Éthique du care chez Ricoeur : La liberté émerge dans la relation à autrui, hors des normes rigides (ex. : pardonner, acte libre par excellence).
c. Agamben : Dépasser la loi par le « droit à ne pas avoir de droits »
- Dans Homo Sacer, Agamben montre que la loi exclut ceux qu’elle prétend protéger. La vraie liberté résiderait dans un « usage » des normes qui les rend inopérantes. Pour Agamben, la normativité du droit moderne n’est pas un garant de liberté, mais l’expression d’une violence fondamentale : la loi, en son essence, n’est pas distincte de la pure factualité, et son application est toujours une forme de « violence pure ». Le droit moderne, loin de protéger l’individu, expose la « vie nue » à la souveraineté, c’est-à-dire à un pouvoir qui peut à tout moment suspendre les garanties normatives.
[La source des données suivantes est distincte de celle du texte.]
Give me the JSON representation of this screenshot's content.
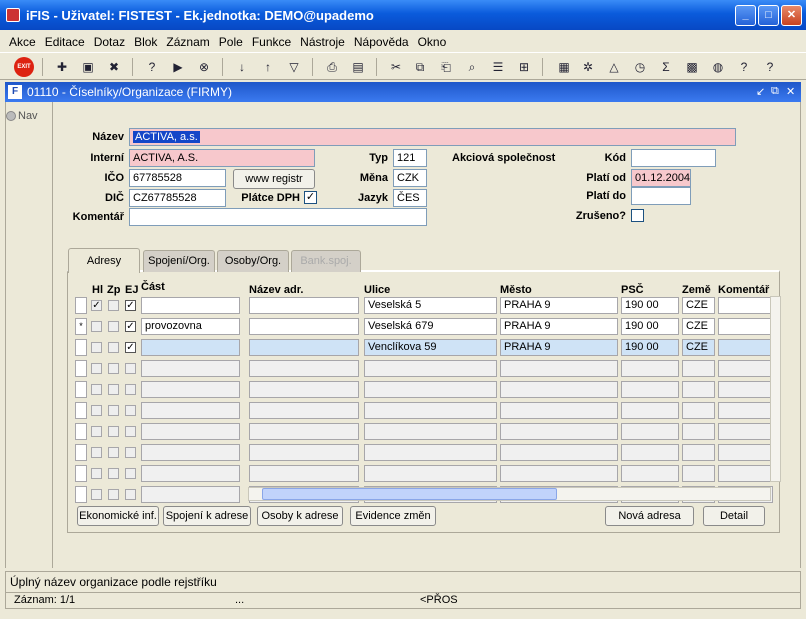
{
  "window": {
    "title": "iFIS - Uživatel: FISTEST - Ek.jednotka: DEMO@upademo"
  },
  "menu": [
    "Akce",
    "Editace",
    "Dotaz",
    "Blok",
    "Záznam",
    "Pole",
    "Funkce",
    "Nástroje",
    "Nápověda",
    "Okno"
  ],
  "toolbar": {
    "exit_label": "EXIT"
  },
  "form": {
    "title": "01110 - Číselníky/Organizace (FIRMY)",
    "nav_label": "Nav"
  },
  "fields": {
    "nazev_label": "Název",
    "nazev": "ACTIVA, a.s.",
    "interni_label": "Interní",
    "interni": "ACTIVA, A.S.",
    "ico_label": "IČO",
    "ico": "67785528",
    "dic_label": "DIČ",
    "dic": "CZ67785528",
    "komentar_label": "Komentář",
    "komentar": "",
    "typ_label": "Typ",
    "typ": "121",
    "typ_desc": "Akciová společnost",
    "mena_label": "Měna",
    "mena": "CZK",
    "jazyk_label": "Jazyk",
    "jazyk": "ČES",
    "platce_dph_label": "Plátce DPH",
    "platce_dph": "✓",
    "kod_label": "Kód",
    "kod": "",
    "plati_od_label": "Platí od",
    "plati_od": "01.12.2004",
    "plati_do_label": "Platí do",
    "plati_do": "",
    "zruseno_label": "Zrušeno?",
    "www_button": "www registr"
  },
  "tabs": [
    "Adresy",
    "Spojení/Org.",
    "Osoby/Org.",
    "Bank.spoj."
  ],
  "table": {
    "headers": [
      "Hl",
      "Zp",
      "EJ",
      "Část",
      "Název adr.",
      "Ulice",
      "Město",
      "PSČ",
      "Země",
      "Komentář"
    ],
    "rows": [
      {
        "ind": "",
        "hl": "✓",
        "zp": "",
        "ej": "✓",
        "cast": "",
        "nazev": "",
        "ulice": "Veselská 5",
        "mesto": "PRAHA 9",
        "psc": "190 00",
        "zeme": "CZE",
        "kom": ""
      },
      {
        "ind": "*",
        "hl": "",
        "zp": "",
        "ej": "✓",
        "cast": "provozovna",
        "nazev": "",
        "ulice": "Veselská 679",
        "mesto": "PRAHA 9",
        "psc": "190 00",
        "zeme": "CZE",
        "kom": ""
      },
      {
        "ind": "",
        "hl": "",
        "zp": "",
        "ej": "✓",
        "cast": "",
        "nazev": "",
        "ulice": "Venclíkova 59",
        "mesto": "PRAHA 9",
        "psc": "190 00",
        "zeme": "CZE",
        "kom": ""
      }
    ]
  },
  "buttons": {
    "ekonomicke": "Ekonomické inf.",
    "spojeni": "Spojení k adrese",
    "osoby": "Osoby k adrese",
    "evidence": "Evidence změn",
    "nova": "Nová adresa",
    "detail": "Detail"
  },
  "status": {
    "hint": "Úplný název organizace podle rejstříku",
    "record": "Záznam: 1/1",
    "dots": "...",
    "mode": "<PŘOS"
  }
}
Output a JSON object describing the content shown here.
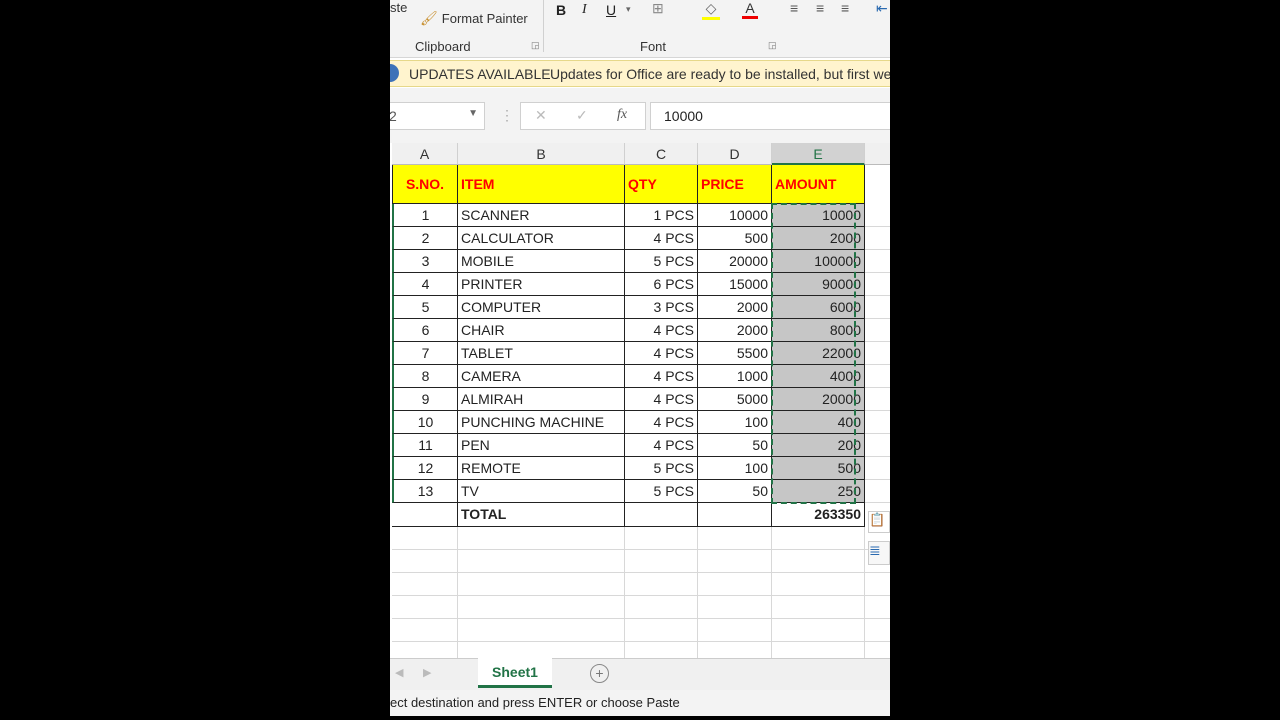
{
  "ribbon": {
    "paste_label": "ste",
    "format_painter": "Format Painter",
    "clipboard_group": "Clipboard",
    "font_group": "Font",
    "bold": "B",
    "italic": "I",
    "underline": "U"
  },
  "updates": {
    "title": "UPDATES AVAILABLE",
    "message": "Updates for Office are ready to be installed, but first we n"
  },
  "formula_bar": {
    "name_box": "2",
    "fx": "fx",
    "value": "10000"
  },
  "columns": [
    "A",
    "B",
    "C",
    "D",
    "E"
  ],
  "selected_column": "E",
  "header": [
    "S.NO.",
    "ITEM",
    "QTY",
    "PRICE",
    "AMOUNT"
  ],
  "rows": [
    [
      "1",
      "SCANNER",
      "1 PCS",
      "10000",
      "10000"
    ],
    [
      "2",
      "CALCULATOR",
      "4 PCS",
      "500",
      "2000"
    ],
    [
      "3",
      "MOBILE",
      "5 PCS",
      "20000",
      "100000"
    ],
    [
      "4",
      "PRINTER",
      "6 PCS",
      "15000",
      "90000"
    ],
    [
      "5",
      "COMPUTER",
      "3 PCS",
      "2000",
      "6000"
    ],
    [
      "6",
      "CHAIR",
      "4 PCS",
      "2000",
      "8000"
    ],
    [
      "7",
      "TABLET",
      "4 PCS",
      "5500",
      "22000"
    ],
    [
      "8",
      "CAMERA",
      "4 PCS",
      "1000",
      "4000"
    ],
    [
      "9",
      "ALMIRAH",
      "4 PCS",
      "5000",
      "20000"
    ],
    [
      "10",
      "PUNCHING MACHINE",
      "4 PCS",
      "100",
      "400"
    ],
    [
      "11",
      "PEN",
      "4 PCS",
      "50",
      "200"
    ],
    [
      "12",
      "REMOTE",
      "5 PCS",
      "100",
      "500"
    ],
    [
      "13",
      "TV",
      "5 PCS",
      "50",
      "250"
    ]
  ],
  "total": {
    "label": "TOTAL",
    "value": "263350"
  },
  "sheet_tab": "Sheet1",
  "status": "ect destination and press ENTER or choose Paste",
  "colors": {
    "header_fill": "#ffff00",
    "header_text": "#ff0000",
    "accent": "#217346"
  }
}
Dans cette perspective, l’acte de désobéissance ne s’oppose pas simplement à la loi, car la loi intègre déjà sa propre transgression. Pour véritablement contrer la normativité, il ne suffit donc pas de désobéir de façon spectaculaire ou ponctuelle, mais de saper la logique même de l’exception, de refuser le jeu de l’inclusion/exclusion qui fonde la souveraineté. Cela implique de repenser l’agir politique non pas comme simple opposition à la loi, mais comme invention de nouveaux usages, de formes de vie qui échappent à la capture normative.
d- Faire de la liberté un objet d’expérimentation
La liberté s’expérimente dans la création de formes de vie qui ne se laissent pas réduire à la « vie nue » exposée au pouvoir souverain, mais qui inventent d’autres rapports à la norme, au droit et à la communauté. Pour être libre, il faut sortir du cercle où la loi et sa transgression se confondent, et inventer des usages qui échappent à la logique de l’exception. La liberté devient alors une pratique de déprise, une capacité à ne pas être assigné à la seule alternative entre obéissance et désobéissance, mais à créer de nouveaux possibles hors du champ de la souveraineté (préférer ne pas…comme le héros de Melville: Bartleby)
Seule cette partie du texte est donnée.